A próxima enfiada, a 7a, era a continuação do trecho mais inclinado da pedra, também um IV. Se eu estivesse na conquista, tocaria pela esquerda para evitar o trecho mais inclinado, mas os grampos me jogavam para o pior lado. Logo descobri que a enfiada é cheia de agarras e batentes, um verdadeiro deleite de escalada. Sem dúvida a melhor enfiada da via!

7a enfiada.

Dali para cima a pedra voltou perder inclinação e segui até a 9a enfiada tentando escalar eficientemente.

A décima e a décima primeira enfiada eram uma incógnita. Durante os estudos não consegui visualizar a escalada, mas ao vivo, ficou bem óbvio, até porque a via segue o caminho mais natural, contornando a pedra pela esquerda para fugir do headwall negativo.

Por volta das 11h45 bati no cume, após 4h de escalada. Como o dia estava relativamente fresco, mesmo com sol, a escalada rendeu bem, mas acho que se fosse num dia normal, não sei se teria conseguido, pois estava com pouca água. A via fica sempre ao sol até a 10 enfiada. No final aparece umas árvores que trazem um pouco de sombra.

Pedra da Alvina

Uma vez no cume comecei a saga para achar os grampos da descida que são independentes até a P9. Fiquei um bom tempo procurando os grampos do rapel sem sucesso. No fim, acabei laçando uma árvore e logo em seguida encontrei a segunda parada. Dali para baixo, desci otimizando vários rapéis e em 50 minutos já estava no chão novamente!

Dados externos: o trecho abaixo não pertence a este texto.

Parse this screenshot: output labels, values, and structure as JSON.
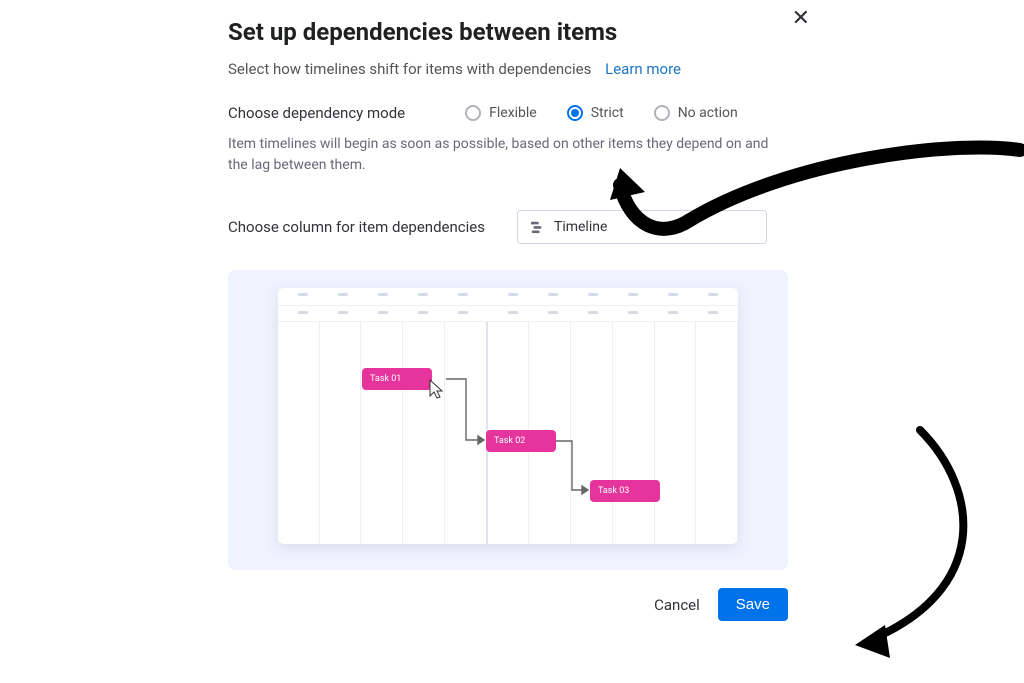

Na hora de ir embora, tive uma ideia de girico e resolvi sair por Lajinha, em vez de dar meia volta! Nossa, que arrependimento! A estrada é bonita, ok! Mas passa por cada lugar… Adrenei mais na volta do que solando aquelas enfiadas de approach shoes! Se eu tivesse vindo por Lajinha não teria chegado até a pedra! Só consegui passar porque estava indo montanha abaixo!

Mesmo com todos esses percalços, posso garantir que a escalada vale muito a pena. Diria que é um prato cheio para quem gosta de escaladas longas ao melhor estilo Expresso Lunar. Aliás, se você já fez a Expresso Lunar, vai tirar essa de letra. Sem contar a vista que se tem do alto para toda região. Para mim, é a vista que melhor representa a região de Pancas e Águia Branca.

Por fim, meus agradecimentos, ao Alex Ribeiro pelas dicas e ao Fabinho pelo apoio logístico de sempre.

Segue o croqui atualizado sobre o original.

Comentários

2 respostas em “Pedra da Alvina”

Sugiro Canaleta Joinville em “solo” e também já fica o convite para escalar a nossa via na pedra Mula. Vc já esteve naquele platô ?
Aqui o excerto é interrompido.